JEVER/OLDENBURG/BREMEN - JEVER/OLDENBURG/BREMEN/DRU - Der Nordwesten will enger als bisher zusammenarbeiten. Neun Landkreise, drei kreisfreie Städte, das Land Bremen, die regionalen Wirtschaftskammern und der Verkehrsverbund haben gestern in einer Resolution die Anerkennung als „Europäische Metropolregion Bremen/Oldenburg“ gefordert. Die Allianz erhofft sich davon eine bessere Ausgangsposition bei der Bewilligung von EU-Mitteln beispielsweise zur Förderung des Tourismus, der Verkehrsinfrastruktur und der Windenergie. Über die Anerkennung als „Metropolregion“ entscheidet die Konferenz der Minister für Raumordnung am 28. April in Berlin unter dem Vorsitz von Bundesverkehrsminister Manfred Stolpe (SPD).

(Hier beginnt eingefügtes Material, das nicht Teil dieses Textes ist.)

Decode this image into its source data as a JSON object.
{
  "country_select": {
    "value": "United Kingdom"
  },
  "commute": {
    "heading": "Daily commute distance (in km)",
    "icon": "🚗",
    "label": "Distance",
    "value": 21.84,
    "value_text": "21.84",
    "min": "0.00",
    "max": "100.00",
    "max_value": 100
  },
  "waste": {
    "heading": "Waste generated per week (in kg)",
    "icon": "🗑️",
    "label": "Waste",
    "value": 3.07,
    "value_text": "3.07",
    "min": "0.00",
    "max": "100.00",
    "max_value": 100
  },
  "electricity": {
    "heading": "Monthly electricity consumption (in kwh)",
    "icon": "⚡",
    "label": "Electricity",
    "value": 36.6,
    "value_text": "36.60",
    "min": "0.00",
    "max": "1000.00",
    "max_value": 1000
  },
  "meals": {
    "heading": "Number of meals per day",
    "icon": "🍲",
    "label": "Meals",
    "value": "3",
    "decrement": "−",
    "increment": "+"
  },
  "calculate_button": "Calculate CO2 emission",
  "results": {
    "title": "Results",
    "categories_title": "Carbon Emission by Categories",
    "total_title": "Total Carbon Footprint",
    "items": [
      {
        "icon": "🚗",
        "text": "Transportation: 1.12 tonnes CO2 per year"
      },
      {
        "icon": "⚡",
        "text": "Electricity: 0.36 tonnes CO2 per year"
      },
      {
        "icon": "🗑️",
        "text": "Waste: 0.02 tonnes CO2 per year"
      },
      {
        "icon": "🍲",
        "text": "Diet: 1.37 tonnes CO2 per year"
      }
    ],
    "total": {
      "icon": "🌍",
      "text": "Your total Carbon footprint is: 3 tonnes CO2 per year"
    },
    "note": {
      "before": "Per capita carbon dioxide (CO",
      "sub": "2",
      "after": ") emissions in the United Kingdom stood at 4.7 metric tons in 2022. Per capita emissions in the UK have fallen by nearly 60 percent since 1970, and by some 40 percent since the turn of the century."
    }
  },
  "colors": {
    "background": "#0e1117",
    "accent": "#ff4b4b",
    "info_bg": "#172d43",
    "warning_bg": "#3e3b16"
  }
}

Der Oldenburger IHK-Präsident Karl Harms sprach bei der Unterzeichnung der Resolution im Schloß zu Jever von einem „Meilenstein der Regionalentwicklung“. Der Nordwesten müsse sich als „gesellschaftlicher und wirtschaftlicher Entwicklungsmotor begreifen und weiterentwickeln“. Die Metropolregion sei „das Sahnehäubchen in der Zusammenarbeit zwischen Bremen und Niedersachsen“, erklärte Bremens Senator für Bau und Umwelt, Jens Eckhoff (CDU).